Europa in ritardo nella partita del 5G
Alla fine dello scorso anno il Securities Times ha scritto che la Cina ha in programma di iniziare a lavorare sul 6G nel 2020. Su Xin, leader del team di lavoro 5G del ministero cinese dell’Industria e dell’Informatica, prevede che la data di lancio commerciale sarà il 2030.
Mancano dieci anni e intanto la partita si gioca sul 5G. Qui è cruciale che l’Europa recuperi il suo ritardo. Uno studio di Gsma intelligence mostra che i leader indiscussi sono Cina, Usa, Giappone e Stati Uniti: nel 2025 conteranno più della metà di tutti gli abbonati alle reti mobili di quinta generazione (che per quell’anno saranno 1,57 miliardi su scala globale). In Corea il 66% degli abbonati mobili userà il 5G nel 2025; negli Usa saranno il 50%. La Cina dominerà in termini numerici con 600 milioni di connessioni 5G.
L’Europa arranca nell’adozione su scala consumer, ma lo studio della Gsma prevede una diffusione importante a livello aziendale grazie alle fabbriche smart e a Industria 4.0 che useranno sensori, dispositivi connessi e robot. Sarà la Internet of things a trainare l’adozione: per questo gli operatori mobili, dice l’associazione, dovrebbero puntare a stringere alleanze con le aziende sui progetti IoT, che nel 2025 varranno 1.000 miliardi di dollari su scala mondiale (più o meno come i ricavi dell’intera industria mobile l’anno scorso).

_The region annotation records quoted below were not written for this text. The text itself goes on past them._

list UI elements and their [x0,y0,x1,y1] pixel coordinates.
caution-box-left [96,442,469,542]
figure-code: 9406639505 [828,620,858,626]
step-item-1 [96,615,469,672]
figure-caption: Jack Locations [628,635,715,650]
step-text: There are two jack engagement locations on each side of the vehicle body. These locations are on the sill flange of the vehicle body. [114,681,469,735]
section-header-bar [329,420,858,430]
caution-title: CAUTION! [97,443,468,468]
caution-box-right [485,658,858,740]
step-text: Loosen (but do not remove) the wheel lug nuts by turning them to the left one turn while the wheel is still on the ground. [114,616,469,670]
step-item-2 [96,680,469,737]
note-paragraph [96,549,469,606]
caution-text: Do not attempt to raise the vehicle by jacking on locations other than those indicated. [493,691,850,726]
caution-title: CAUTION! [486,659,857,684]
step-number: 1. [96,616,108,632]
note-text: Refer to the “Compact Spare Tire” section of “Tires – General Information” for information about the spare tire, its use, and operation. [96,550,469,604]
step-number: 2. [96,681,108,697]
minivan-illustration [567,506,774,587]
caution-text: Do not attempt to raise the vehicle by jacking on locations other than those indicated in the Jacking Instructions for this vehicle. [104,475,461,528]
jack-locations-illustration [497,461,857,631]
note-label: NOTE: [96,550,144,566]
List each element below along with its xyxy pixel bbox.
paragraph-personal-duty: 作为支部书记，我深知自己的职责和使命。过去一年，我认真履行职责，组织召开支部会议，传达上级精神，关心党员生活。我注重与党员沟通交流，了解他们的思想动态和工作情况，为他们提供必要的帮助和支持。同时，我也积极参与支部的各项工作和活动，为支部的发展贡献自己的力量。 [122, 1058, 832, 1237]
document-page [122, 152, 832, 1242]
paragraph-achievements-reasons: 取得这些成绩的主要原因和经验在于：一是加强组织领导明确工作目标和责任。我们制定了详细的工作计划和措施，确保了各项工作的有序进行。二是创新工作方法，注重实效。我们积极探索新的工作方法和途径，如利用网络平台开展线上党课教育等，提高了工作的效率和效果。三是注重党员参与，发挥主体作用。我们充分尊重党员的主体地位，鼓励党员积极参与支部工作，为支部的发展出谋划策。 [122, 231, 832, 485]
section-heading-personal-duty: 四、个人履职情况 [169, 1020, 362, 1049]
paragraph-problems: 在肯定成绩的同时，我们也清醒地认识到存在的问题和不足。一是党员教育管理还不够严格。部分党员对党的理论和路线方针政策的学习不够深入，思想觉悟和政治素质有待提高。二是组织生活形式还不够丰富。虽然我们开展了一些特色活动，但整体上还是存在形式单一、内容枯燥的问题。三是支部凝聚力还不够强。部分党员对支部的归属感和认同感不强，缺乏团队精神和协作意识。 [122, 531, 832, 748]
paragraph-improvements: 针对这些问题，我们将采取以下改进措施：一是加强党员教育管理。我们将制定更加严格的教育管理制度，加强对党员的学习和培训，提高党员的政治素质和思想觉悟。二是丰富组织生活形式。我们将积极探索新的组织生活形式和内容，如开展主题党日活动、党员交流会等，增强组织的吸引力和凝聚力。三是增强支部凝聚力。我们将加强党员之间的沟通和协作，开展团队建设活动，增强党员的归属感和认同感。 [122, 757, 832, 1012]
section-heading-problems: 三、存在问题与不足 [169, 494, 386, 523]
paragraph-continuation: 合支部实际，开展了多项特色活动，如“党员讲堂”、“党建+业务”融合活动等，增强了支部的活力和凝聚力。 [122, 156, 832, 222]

Al tempo stesso, solo il 5% di tale fatturato deriverà dai servizi di connettività, sottolinea la Gsma: per attrarre il resto del valore le telco dovranno competere con i giganti dell’informatica e di Internet come Microsoft e Amazon.
Investimenti record per Usa e Cina
Secondo Ihs Markit il 5G genererà 13.200 miliardi di dollari entro il 2035 dalla sola abilitazione commerciale. Le stime contenute nello studio commissionato da Qualcomm e diffuso oggi rappresentano un incremento di 1.000 miliardi di dollari rispetto alla previsione originale rilasciata nel 2017, merito del colpo d’acceleratore su standardizzazione e roll-out, spiegano gli analisti.
A ottobre Qualcomm aveva indicato che erano state attivate nel mondo più di 30 reti 5G e oltre 40 Oem stavano portando sul mercato dispositivi 5G-enabled. Ma ancora una volta lo studio di Ihs Markit punta i riflettori sulle due protagoniste indiscusse delle implementazioni della nuova generazione mobile, Usa e Cina: rappresenteranno, rispettivamente, il 27% e il 26% di tutti gli investimenti annuali in ricerca e sviluppo e capitale sulla value chain del 5G.